С годовым жалованьем гувернантки в кармане я чувствовала себя богачкой и гордилась, что в состоянии заплатить за билеты; хотя, как ни странно, охоты ехать в Новую Зеландию у меня не было. Я так долго жила вдали от дома и досадовала, что рухнули все планы, которые я строила на каникулы.
Дома я побыла немного; вскоре мы с отцом отплыли на одном из лайнеров Объединенного пароходства. После захода в Хобарт судно взяло курс на Блуфф, порт на южной оконечности Новой Зеландии. Едва скрылся из виду Хобарт, как мы попали в полосу густого тумана. Два или три дня белая пелена висела над морем, словно покрывало. Круглые сутки пароход гудел, выли сирены. Временами казалось, что из тумана нам отвечают гудки и сирены других пароходов. Но, по словам отца, это могли быть только отголоски наших собственных сигналов. Отец и другие пассажиры беспокойно ходили взад и вперед по палубе, всматриваясь в белую мглу, и озабоченно обсуждали опасности, которые таило в себе плавание в таком тумане. Отец знал их все: я же оставалась в неведении, пока старший офицер кое-что не рассказал мне.
Этот Джон Джослин был валлиец с глазами цвета морской воды. Он частенько придвигал свой лонгшез к моему, и мы подолгу беседовали, а вечерами гуляли по палубе рядом, вышагивая положенную милю.
Отец забеспокоился.
— Что-то старший офицер слишком много оказывает тебе внимания, — сказал он. — Будь осторожна, этот палубный флирт нельзя принимать всерьез.
— Ни о каком флирте не может быть речи, — возразила я в негодовании. — Просто он интересный человек, и мне нравится с ним беседовать.
По правде сказать, было нечто возбуждающее в веселом, добродушно-шутливом интересе к моей особе этого красивого офицера. Его внимание было очень приятно и даже лестно. Человек много старше меня, он как будто забавлялся моими понятиями о жизни вообще и о некоторых частностях, и между прочим тем, что я решила не выходить замуж и не влюбляться, а собираюсь стать писательницей. Сам он поражал меня необычностью своих взглядов, порой циничных и весьма радикальных. Я старалась не выказывать своей неискушенности и наслаждалась его кипучим жизнелюбием, его рассказами о скитаниях по всему свету, о несхожести обычаев и верований у народов разных стран.
Когда стало ясно, что погода испортилась надолго, Джона Джослина словно подменили. Он ходил мрачный и озабоченный.

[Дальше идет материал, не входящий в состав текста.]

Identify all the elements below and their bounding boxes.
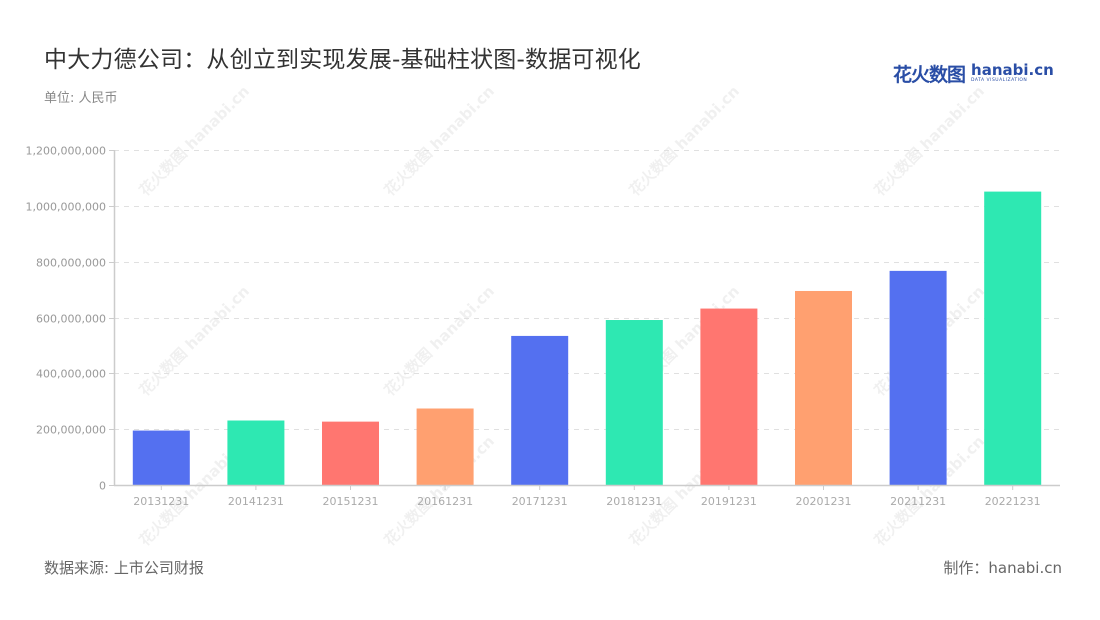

— Отца беспокоит этот туман, — сказала я ему.
— Меня тоже, — ответил он. — Уже два дня мы не можем определиться, только смотрите не проговоритесь никому. С прошлой ночи мы идем к берегу. А старик понятия не имеет, на каком он свете. Да еще пьет без просыпу.
По расчетам Джона Джослина, судно приближалось к берегам Новой Зеландии, но объяснить пассажирам положение дел он боялся — могла начаться паника. В то же время он хотел предупредить меня об опасности и научить, что делать в случае крушения.
— Вы девушка разумная, — сказал он. — Не хочу вас пугать, но ложитесь сегодня не раздеваясь и будьте готовы помочь отцу. Может случиться, я буду слишком занят и не смогу о вас позаботиться.
Я последовала его совету, проверила наши с отцом спасательные пояса, узнала, как в случае необходимости быстрее добраться до шлюпки.
Надо ли говорить, что я не много спала в ту ночь, поминутно ожидая столкновения или аварии, которых, как я знала, опасался старший офицер. Но ночь прошла благополучно, а ранним утром, когда я вышла на палубу, туман рассеялся. Он взвился вверх, словно поднятый занавес, а впереди — казалось, туда можно было добросить камнем — встал пустынный холмистый берег с отвесно вздымающимися из моря скалами.